Его брови вздернулись; он задумчиво посмотрел на меня. Я же продолжал:
— Если ты скрепляешь сломанную ногу с помощью шины, ты доставляешь человеку много неудобств, ведь нельзя подобрать такую шину, чтобы она совпадала с формой ноги. Такая перевязка ничем не поможет.
— Но ведь другой возможности нет. Крупнейшие врачи мира напрасно ломали себе головы, пытаясь придумать, чем можно было бы перетягивать сломанные члены тела, чтобы повязка и была прочна, и в то же время повторяла форму пострадавшей части. У меня самого есть книга, название которой гласит: «О лечении переломов костей». Там можно прочитать, что при лечении переломов принято накладывать лишь шины.
— Кто же автор этой книги?
— Знаменитый врач Кари Асфан Зулафар.
— Но он же жил почти двести лет назад. Тогда, может, он и был прав, сейчас же его высмеют.
— О, я не стану над ним смеяться.
— Значит, знания, которые ты накопил, и твои мнения более подобают той эпохе, а отнюдь не сегодняшнему дню. Сейчас переломы лечат совсем по-другому. Вот только что ты осматривал феску, которая вновь защищает твою голову.
— Как я мог не смотреть на нее? Эта маленькая ядовитая жаба довольно долго держала ее у меня перед носом.

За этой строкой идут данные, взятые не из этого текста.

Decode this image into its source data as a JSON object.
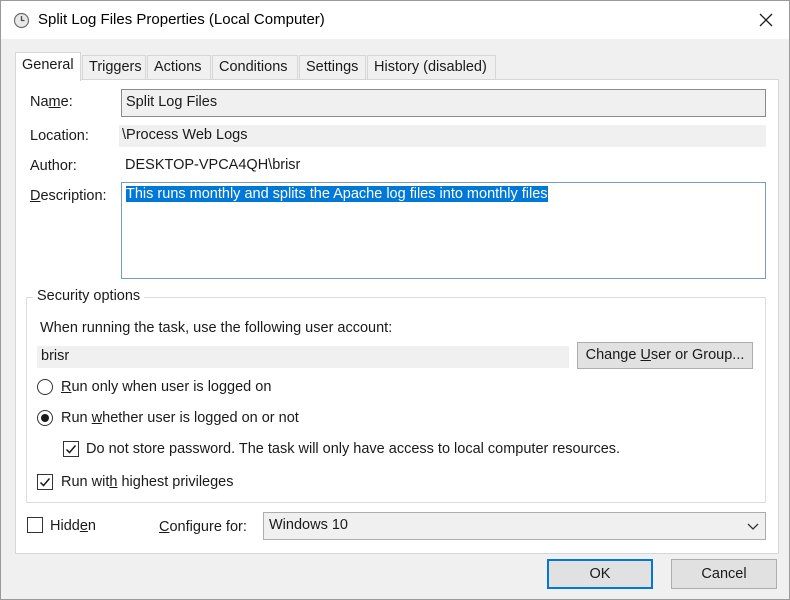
{
  "window": {
    "title": "Split Log Files Properties (Local Computer)",
    "title_icon": "clock-icon",
    "close_icon": "close-icon"
  },
  "tabs": [
    {
      "label": "General",
      "active": true
    },
    {
      "label": "Triggers",
      "active": false
    },
    {
      "label": "Actions",
      "active": false
    },
    {
      "label": "Conditions",
      "active": false
    },
    {
      "label": "Settings",
      "active": false
    },
    {
      "label": "History (disabled)",
      "active": false
    }
  ],
  "general": {
    "name_label_pre": "Na",
    "name_label_u": "m",
    "name_label_post": "e:",
    "name_value": "Split Log Files",
    "location_label": "Location:",
    "location_value": "\\Process Web Logs",
    "author_label": "Author:",
    "author_value": "DESKTOP-VPCA4QH\\brisr",
    "description_label_u": "D",
    "description_label_post": "escription:",
    "description_value": "This runs monthly and splits the Apache log files into monthly files"
  },
  "security": {
    "group_title": "Security options",
    "account_prompt": "When running the task, use the following user account:",
    "account_value": "brisr",
    "change_button_pre": "Change ",
    "change_button_u": "U",
    "change_button_post": "ser or Group...",
    "radio_logged_on_u": "R",
    "radio_logged_on_post": "un only when user is logged on",
    "radio_logged_on_selected": false,
    "radio_whether_pre": "Run ",
    "radio_whether_u": "w",
    "radio_whether_post": "hether user is logged on or not",
    "radio_whether_selected": true,
    "no_store_pwd_label": "Do not store password.  The task will only have access to local computer resources.",
    "no_store_pwd_checked": true,
    "highest_priv_pre": "Run wit",
    "highest_priv_u": "h",
    "highest_priv_post": " highest privileges",
    "highest_priv_checked": true
  },
  "footer": {
    "hidden_pre": "Hidd",
    "hidden_u": "e",
    "hidden_post": "n",
    "hidden_checked": false,
    "configure_u": "C",
    "configure_post": "onfigure for:",
    "configure_value": "Windows 10",
    "ok_label": "OK",
    "cancel_label": "Cancel"
  }
}
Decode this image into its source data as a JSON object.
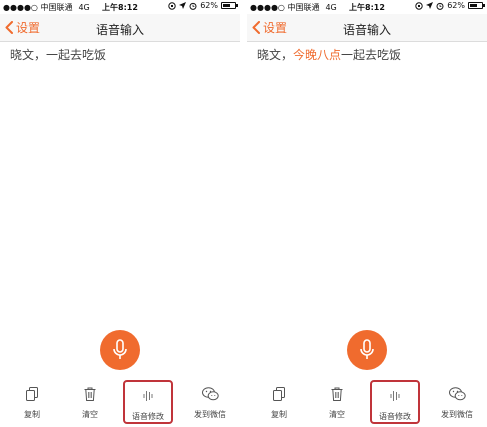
{
  "colors": {
    "accent": "#f06b2e",
    "highlight_box": "#c0343a"
  },
  "screens": [
    {
      "status": {
        "carrier": "●●●●○ 中国联通",
        "network": "4G",
        "time": "上午8:12",
        "battery": "62%",
        "battery_level": 0.62
      },
      "nav": {
        "back_label": "设置",
        "title": "语音输入"
      },
      "text": {
        "part1": "晓文，",
        "highlight": "",
        "part2": "一起去吃饭"
      },
      "mic_icon": "microphone-icon",
      "toolbar": [
        {
          "label": "复制",
          "icon": "copy-icon"
        },
        {
          "label": "清空",
          "icon": "trash-icon"
        },
        {
          "label": "语音修改",
          "icon": "voice-wave-icon"
        },
        {
          "label": "发到微信",
          "icon": "wechat-icon"
        }
      ]
    },
    {
      "status": {
        "carrier": "●●●●○ 中国联通",
        "network": "4G",
        "time": "上午8:12",
        "battery": "62%",
        "battery_level": 0.62
      },
      "nav": {
        "back_label": "设置",
        "title": "语音输入"
      },
      "text": {
        "part1": "晓文，",
        "highlight": "今晚八点",
        "part2": "一起去吃饭"
      },
      "mic_icon": "microphone-icon",
      "toolbar": [
        {
          "label": "复制",
          "icon": "copy-icon"
        },
        {
          "label": "清空",
          "icon": "trash-icon"
        },
        {
          "label": "语音修改",
          "icon": "voice-wave-icon"
        },
        {
          "label": "发到微信",
          "icon": "wechat-icon"
        }
      ]
    }
  ]
}
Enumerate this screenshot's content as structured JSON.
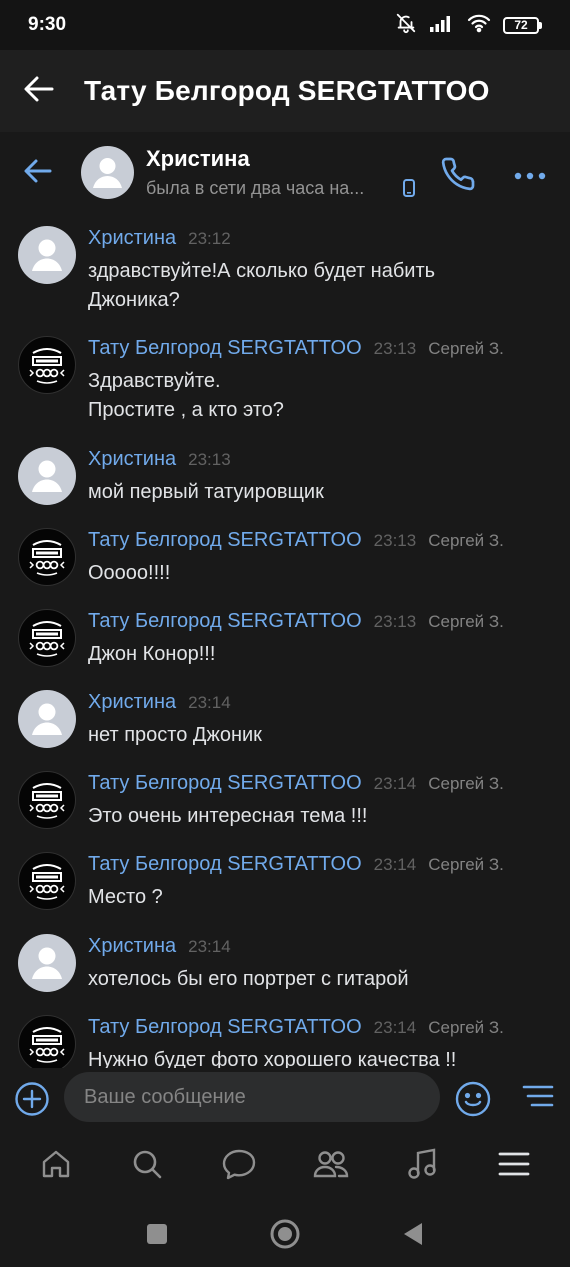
{
  "status_bar": {
    "time": "9:30",
    "battery": "72"
  },
  "app_header": {
    "title": "Тату Белгород SERGTATTOO"
  },
  "chat_header": {
    "name": "Христина",
    "status": "была в сети два часа на..."
  },
  "messages": [
    {
      "author": "Христина",
      "time": "23:12",
      "agent": "",
      "text": "здравствуйте!А сколько будет набить\nДжоника?",
      "avatar": "user-avatar"
    },
    {
      "author": "Тату Белгород SERGTATTOO",
      "time": "23:13",
      "agent": "Сергей З.",
      "text": "Здравствуйте.\nПростите , а кто это?",
      "avatar": "studio-logo-avatar"
    },
    {
      "author": "Христина",
      "time": "23:13",
      "agent": "",
      "text": "мой первый татуировщик",
      "avatar": "user-avatar"
    },
    {
      "author": "Тату Белгород SERGTATTOO",
      "time": "23:13",
      "agent": "Сергей З.",
      "text": "Ооооо!!!!",
      "avatar": "studio-logo-avatar"
    },
    {
      "author": "Тату Белгород SERGTATTOO",
      "time": "23:13",
      "agent": "Сергей З.",
      "text": "Джон Конор!!!",
      "avatar": "studio-logo-avatar"
    },
    {
      "author": "Христина",
      "time": "23:14",
      "agent": "",
      "text": "нет просто Джоник",
      "avatar": "user-avatar"
    },
    {
      "author": "Тату Белгород SERGTATTOO",
      "time": "23:14",
      "agent": "Сергей З.",
      "text": "Это очень интересная тема !!!",
      "avatar": "studio-logo-avatar"
    },
    {
      "author": "Тату Белгород SERGTATTOO",
      "time": "23:14",
      "agent": "Сергей З.",
      "text": "Место ?",
      "avatar": "studio-logo-avatar"
    },
    {
      "author": "Христина",
      "time": "23:14",
      "agent": "",
      "text": "хотелось бы его портрет с гитарой",
      "avatar": "user-avatar"
    },
    {
      "author": "Тату Белгород SERGTATTOO",
      "time": "23:14",
      "agent": "Сергей З.",
      "text": "Нужно будет фото хорошего качества !!",
      "avatar": "studio-logo-avatar"
    }
  ],
  "composer": {
    "placeholder": "Ваше сообщение"
  },
  "tabs": [
    {
      "icon": "home-icon"
    },
    {
      "icon": "search-icon"
    },
    {
      "icon": "messages-icon"
    },
    {
      "icon": "friends-icon"
    },
    {
      "icon": "music-icon"
    },
    {
      "icon": "menu-icon"
    }
  ],
  "colors": {
    "accent": "#71aaeb",
    "background": "#191919",
    "header": "#1f1f1f",
    "text": "#e1e3e6",
    "secondary_text": "#939393"
  }
}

— Так скажи, какую форму она приняла?
— Форму моей головы.
— Именно так. То же самое будет с любым другим членом. Если бы я сломал руку и взялся ее лечить, я обмотал бы ее тонкой тканью. Затем пропитал бы ее гипсом, растворенным в воде, после чего еще несколько раз обмотал бы ее, пропитывая гипсом каждый кусок ткани. Когда все это высохнет и затвердеет, у меня на руке окажется очень твердая повязка, в точности повторяющая форму руки.

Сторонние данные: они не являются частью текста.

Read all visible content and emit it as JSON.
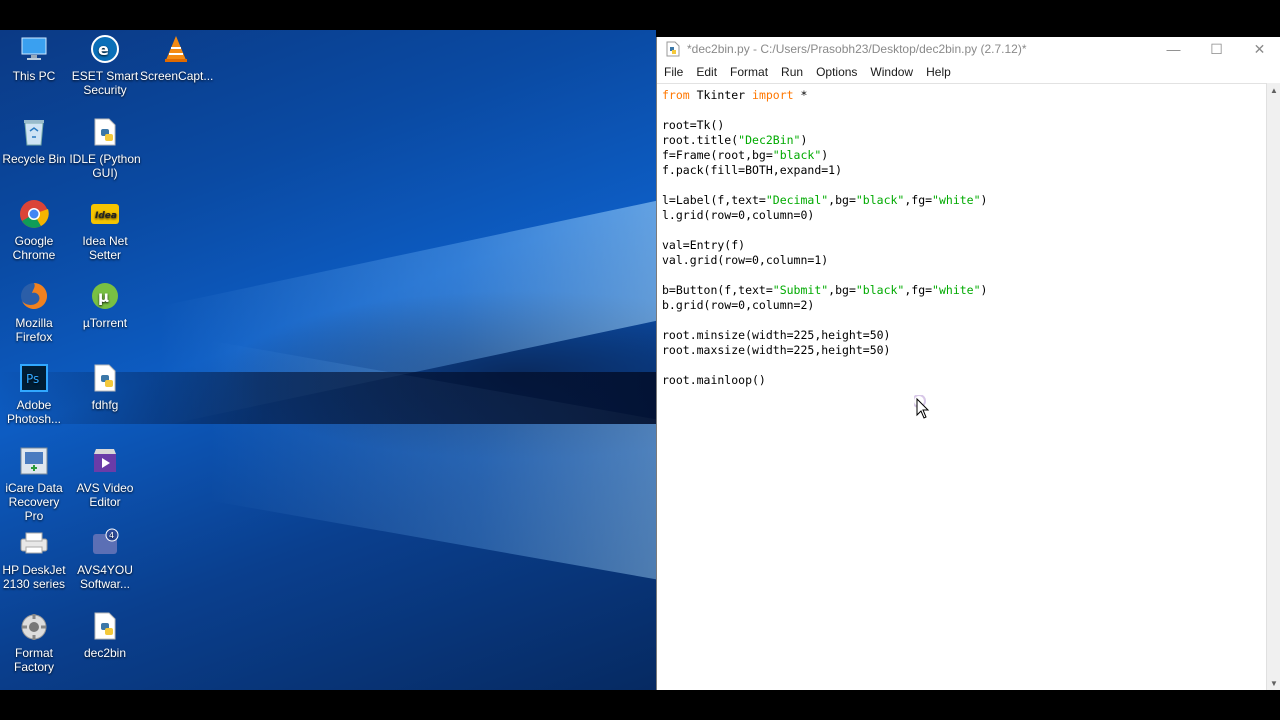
{
  "desktop": {
    "icons": [
      {
        "label": "This PC",
        "icon": "this-pc-icon"
      },
      {
        "label": "ESET Smart Security",
        "icon": "eset-icon"
      },
      {
        "label": "ScreenCapt...",
        "icon": "vlc-icon"
      },
      {
        "label": "Recycle Bin",
        "icon": "recycle-bin-icon"
      },
      {
        "label": "IDLE (Python GUI)",
        "icon": "python-idle-icon"
      },
      {
        "label": "Google Chrome",
        "icon": "chrome-icon"
      },
      {
        "label": "Idea Net Setter",
        "icon": "idea-icon"
      },
      {
        "label": "Mozilla Firefox",
        "icon": "firefox-icon"
      },
      {
        "label": "µTorrent",
        "icon": "utorrent-icon"
      },
      {
        "label": "Adobe Photosh...",
        "icon": "photoshop-icon"
      },
      {
        "label": "fdhfg",
        "icon": "python-file-icon"
      },
      {
        "label": "iCare Data Recovery Pro",
        "icon": "icare-icon"
      },
      {
        "label": "AVS Video Editor",
        "icon": "avs-video-icon"
      },
      {
        "label": "HP DeskJet 2130 series",
        "icon": "printer-icon"
      },
      {
        "label": "AVS4YOU Softwar...",
        "icon": "avs4you-icon"
      },
      {
        "label": "Format Factory",
        "icon": "format-factory-icon"
      },
      {
        "label": "dec2bin",
        "icon": "python-file-icon"
      }
    ]
  },
  "editor": {
    "title": "*dec2bin.py - C:/Users/Prasobh23/Desktop/dec2bin.py (2.7.12)*",
    "controls": {
      "minimize": "—",
      "maximize": "☐",
      "close": "✕"
    },
    "menu": [
      "File",
      "Edit",
      "Format",
      "Run",
      "Options",
      "Window",
      "Help"
    ],
    "code": [
      [
        {
          "t": "from",
          "c": "kw"
        },
        {
          "t": " Tkinter ",
          "c": ""
        },
        {
          "t": "import",
          "c": "kw"
        },
        {
          "t": " *",
          "c": ""
        }
      ],
      [],
      [
        {
          "t": "root=Tk()",
          "c": ""
        }
      ],
      [
        {
          "t": "root.title(",
          "c": ""
        },
        {
          "t": "\"Dec2Bin\"",
          "c": "str"
        },
        {
          "t": ")",
          "c": ""
        }
      ],
      [
        {
          "t": "f=Frame(root,bg=",
          "c": ""
        },
        {
          "t": "\"black\"",
          "c": "str"
        },
        {
          "t": ")",
          "c": ""
        }
      ],
      [
        {
          "t": "f.pack(fill=BOTH,expand=1)",
          "c": ""
        }
      ],
      [],
      [
        {
          "t": "l=Label(f,text=",
          "c": ""
        },
        {
          "t": "\"Decimal\"",
          "c": "str"
        },
        {
          "t": ",bg=",
          "c": ""
        },
        {
          "t": "\"black\"",
          "c": "str"
        },
        {
          "t": ",fg=",
          "c": ""
        },
        {
          "t": "\"white\"",
          "c": "str"
        },
        {
          "t": ")",
          "c": ""
        }
      ],
      [
        {
          "t": "l.grid(row=0,column=0)",
          "c": ""
        }
      ],
      [],
      [
        {
          "t": "val=Entry(f)",
          "c": ""
        }
      ],
      [
        {
          "t": "val.grid(row=0,column=1)",
          "c": ""
        }
      ],
      [],
      [
        {
          "t": "b=Button(f,text=",
          "c": ""
        },
        {
          "t": "\"Submit\"",
          "c": "str"
        },
        {
          "t": ",bg=",
          "c": ""
        },
        {
          "t": "\"black\"",
          "c": "str"
        },
        {
          "t": ",fg=",
          "c": ""
        },
        {
          "t": "\"white\"",
          "c": "str"
        },
        {
          "t": ")",
          "c": ""
        }
      ],
      [
        {
          "t": "b.grid(row=0,column=2)",
          "c": ""
        }
      ],
      [],
      [
        {
          "t": "root.minsize(width=225,height=50)",
          "c": ""
        }
      ],
      [
        {
          "t": "root.maxsize(width=225,height=50)",
          "c": ""
        }
      ],
      [],
      [
        {
          "t": "root.mainloop()",
          "c": ""
        }
      ]
    ]
  },
  "colors": {
    "keyword": "#ff7700",
    "string": "#00aa00",
    "desktop_blue": "#0a4aa3"
  }
}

— А! О! Ах! — восклицал он, какое-то время оцепенело глядя на меня, а потом повернулся к Халефу: — А ну-ка побыстрее подай опять мою шапку!

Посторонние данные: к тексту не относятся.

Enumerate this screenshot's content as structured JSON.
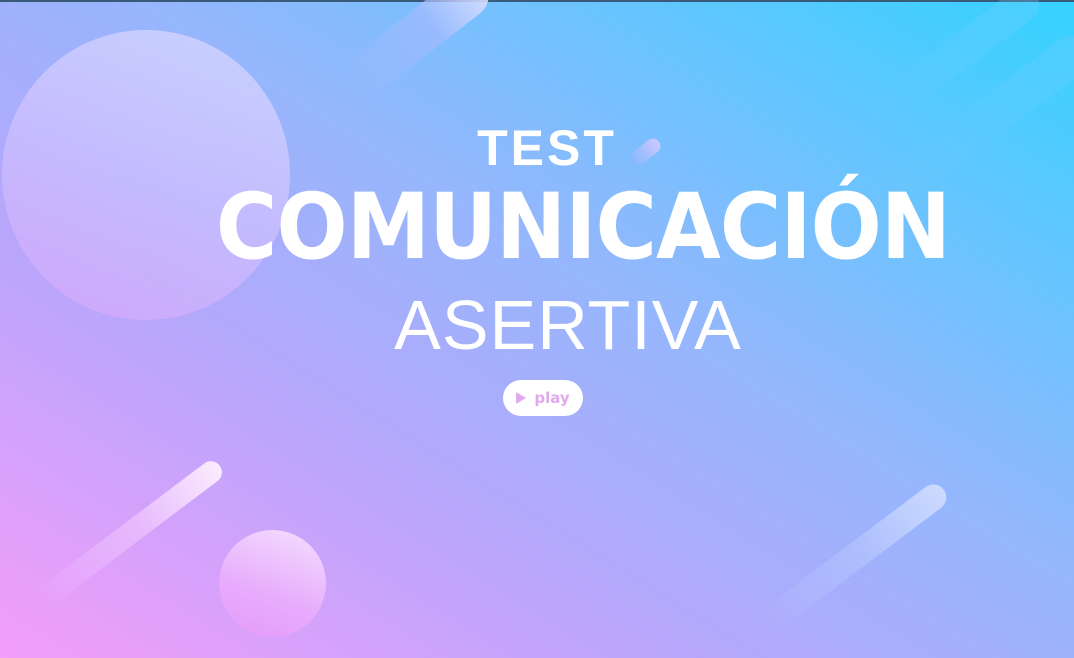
{
  "title": {
    "line1": "TEST",
    "line2": "COMUNICACIÓN",
    "line3": "ASERTIVA"
  },
  "play_button": {
    "label": "play",
    "icon": "play-icon"
  },
  "colors": {
    "gradient_start": "#f49dfb",
    "gradient_end": "#33d2ff",
    "text": "#ffffff",
    "button_accent": "#e3a9ef"
  }
}
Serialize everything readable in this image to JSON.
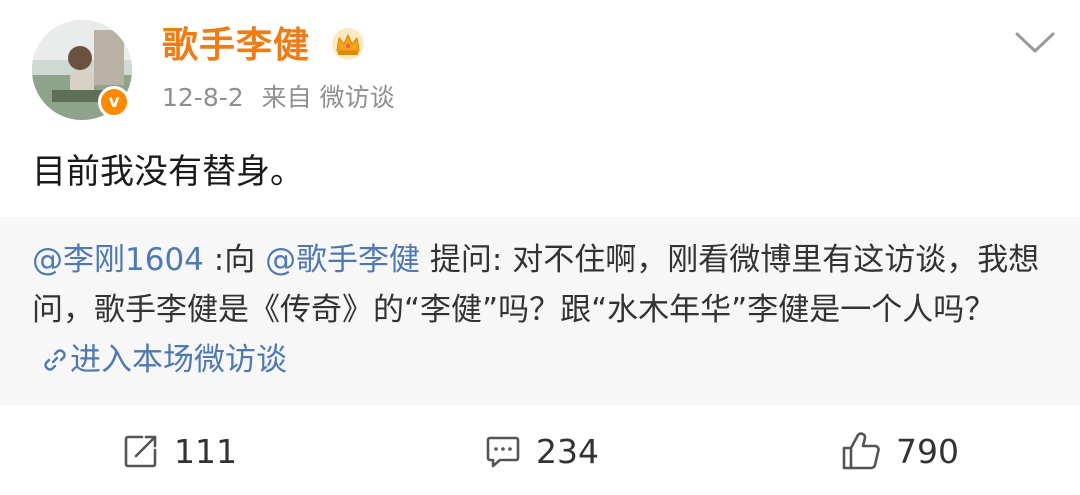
{
  "user": {
    "name": "歌手李健",
    "date": "12-8-2",
    "source": "来自 微访谈",
    "badge": "v"
  },
  "post": {
    "text": "目前我没有替身。"
  },
  "quote": {
    "mention_author": "@李刚1604",
    "connector": " :向 ",
    "mention_target": "@歌手李健",
    "question": " 提问: 对不住啊，刚看微博里有这访谈，我想问，歌手李健是《传奇》的“李健”吗？跟“水木年华”李健是一个人吗？",
    "link_text": "进入本场微访谈"
  },
  "actions": {
    "repost_count": "111",
    "comment_count": "234",
    "like_count": "790"
  },
  "colors": {
    "name": "#ef7c14",
    "mention": "#4f79b3",
    "quote_bg": "#f7f7f7",
    "badge": "#ff8a00"
  },
  "icons": {
    "crown": "crown-icon",
    "more": "chevron-down-icon",
    "link": "link-icon",
    "repost": "repost-icon",
    "comment": "comment-icon",
    "like": "thumbs-up-icon"
  }
}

Хаджи сделал ему одолжение и, поворачивая шапку во все стороны, поднес ее ему к глазам.
— Еще лучше, — продолжил я, — сразу пропитать ткань мокрым гипсом, а потом обернуть ею поврежденный член. А чтобы гипс, затвердев, не давил слишком сильно на больную часть тела, следует подложить под него слой ваты. Тогда сломанная кость будет удобно покоиться внутри прочной и ладной повязки.